Les délais de prescription en vigueur, bien que déjà dérogatoires au droit commun, peuvent encore apparaître inadaptés au cas de certaines victimes, ainsi que j'ai pu le constater au cours de mes auditions.

Si on le compare à celui d'autres pays européens, le dispositif français de répression des viols sur les mineurs est très complet. Cependant, beaucoup de violences demeurent invisibles : on recense 7 000 à 8 000 condamnations par an, alors que les faits constatés par la police et la gendarmerie sont au nombre de 22 000 à 23 000 chaque année, et que le taux de victimation établi par l'Insee fait apparaître des chiffres dix fois supérieurs encore - bien que ne soient sollicitées, dans ses enquêtes, ni les personnes vulnérables ni les mineurs. Les condamnations ne représentent donc que la partie émergée d'un iceberg de quelque 200 000 faits par an. On sait que l'inceste, en particulier, touche de nombreux enfants. L'un des objectifs de cette proposition de loi est de mettre sur ces faits un coup de projecteur, pour qu'une meilleure réponse soit apportée.

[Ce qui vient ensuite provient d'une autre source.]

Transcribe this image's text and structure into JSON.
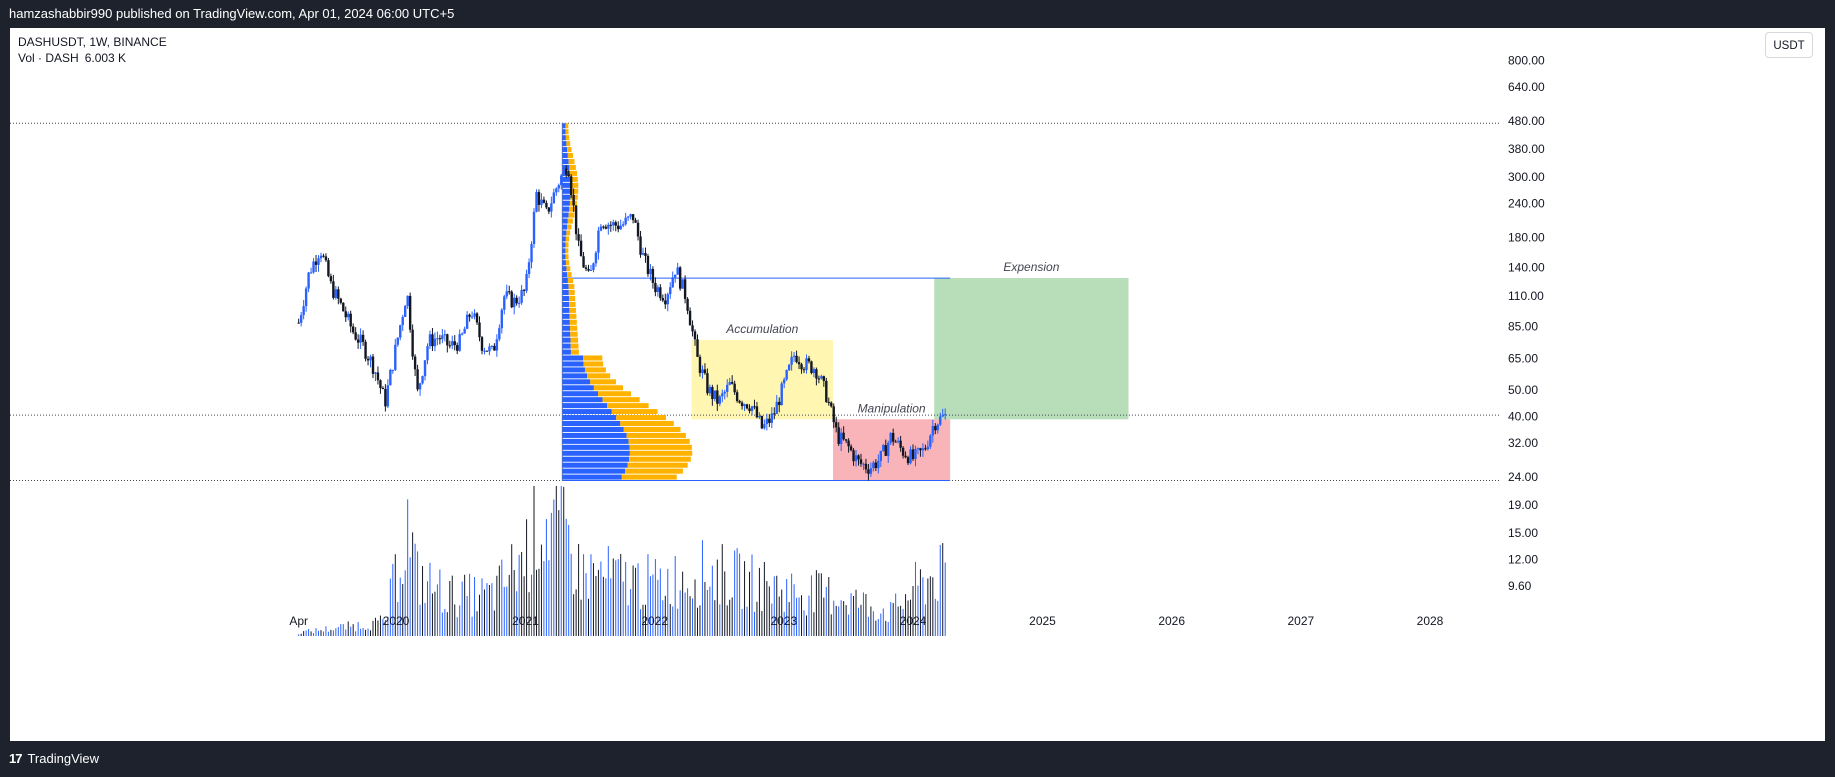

Les délais de prescription de droit commun sont de un an pour les contraventions, de trois ans pour les délits et de dix ans pour les crimes. Ils peuvent être plus courts - trois mois en matière de presse, six mois en matière électorale - ou plus longs - ils sont de vingt à trente ans en matière de crimes et délits de guerre, de terrorisme, de trafic de stupéfiants, d'eugénisme - tandis que les crimes contre l'humanité sont imprescriptibles.

Dans le cas des violences sexuelles sur mineurs, le régime est également dérogatoire, et le délai ne court qu'à compter de la majorité de la victime. Depuis la fin des années 1980, six modifications législatives sont intervenues pour améliorer le dispositif et mieux tenir compte de la réalité ; depuis 2004, la prescription est de vingt ans à compter de la majorité de la victime, soit l'année de ses 38 ans.

Restent, cependant, de nombreuses victimes qui ne se rendent compte de la violence des faits qu'elles ont subis, voire qui ne prennent conscience d'avoir subi des violences, qu'une fois passé le délai de prescription. Lorsque, à 40 ans, elles veulent engager une démarche de reconstruction et porter plainte, elles s'aperçoivent qu'elles ne le peuvent plus, et s'estiment lésées. Or, si ce délai de vingt ans avait été retenu en 2004, c'était bien pour permettre à des personnes arrivées à l'âge adulte, et qui pouvaient avoir fondé une famille, de porter plainte. On sait que de tels crimes ont des effets dans la durée et provoquent de profonds traumatismes qui perdurent vingt ou trente ans après les faits. Je l'ai vérifié lors de mes auditions.

Je partage donc le constat des auteures de cette proposition de loi, qui estiment que le dispositif actuel n'est pas entièrement satisfaisant. Mais j'estime que celui qu'elles proposent soulève nombre de difficultés juridiques. La proposition de loi prévoit ainsi que le délai de prescription ne court « qu'à partir du jour où l'infraction apparaît à la victime dans des conditions lui permettant d'exercer l'action publique ».